CMD [ "django-admin", "startproject hello_world_django" ]

CMD [ "python", "manage.py runserver 0.0.0.0:8000" ]

There are a couple of new commands in these Dockerfiles:

  • ADD allows you to add local directories (local to the current folder) to your Docker container
  • WORKDIR sets your working directory (so you do not have to run everything from the / or /root directories)

Dockerizing without a Dockerfile

Instead of creating and building a Dockerfile, you can leverage the official Django image that’s stored on Docker Hub to run your app.

docker run --name hello-world-django -v "$PWD":/usr/src/app -w /usr/src/app -p 8000:8000 -d django bash -c "pip install -r requirements.txt && python manage.py runserver 0.0.0.0:8000"

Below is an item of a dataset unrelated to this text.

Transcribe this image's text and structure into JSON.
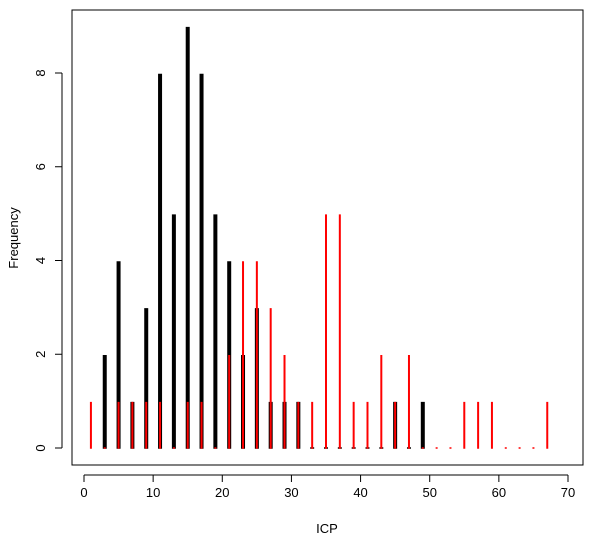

The above command assumes the following:

  • Your Django app is named hello-world-django
  • Your app is stored in /usr/src/app

If you want to bootstrap a new application, use the following command (using the same directory and app name as above):

docker run -it --rm --user "$(id -u):$(id -g)" -v "$PWD":/usr/src/app -w /usr/src/app django django-admin.py startproject hello_world_django

  • requirements.txt allows you to use the standard pip install support with requirements.txt. If you need components that do not come with the Django image, you need to use this option.

At the end, you use Python to run the development server via manage.py and bind that to the wildcard IP on port 8000. Since we already bound the container’s port 8000 to the host’s, we want to make sure the development server runs on port 8000 (Python’s default).

Further information

If you do not need the requirements.txt file, leave it out of your command (remove the line RUN pip install -r requirements.txt from your Dockerfile, or do not pass it to bash in the interactive CLI approach).

If you need to pip install packages or components not found in a package, you need to install those dependencies (using either pip, requirements.txt, or both). In the example above, we use requirements.txt, but we could equally pass a pip install package_name if we know what package(s) to look for.

While Django runs its development web server on port 8000 by default, its recommended to set port 8000 for the web server, in the event a default changes or the image you use utilizes a different default port.

DO NOT use Django’s webserver in production. Use NGINX or Apache with the appropriate proxy (usually WCGI) running Python and Django.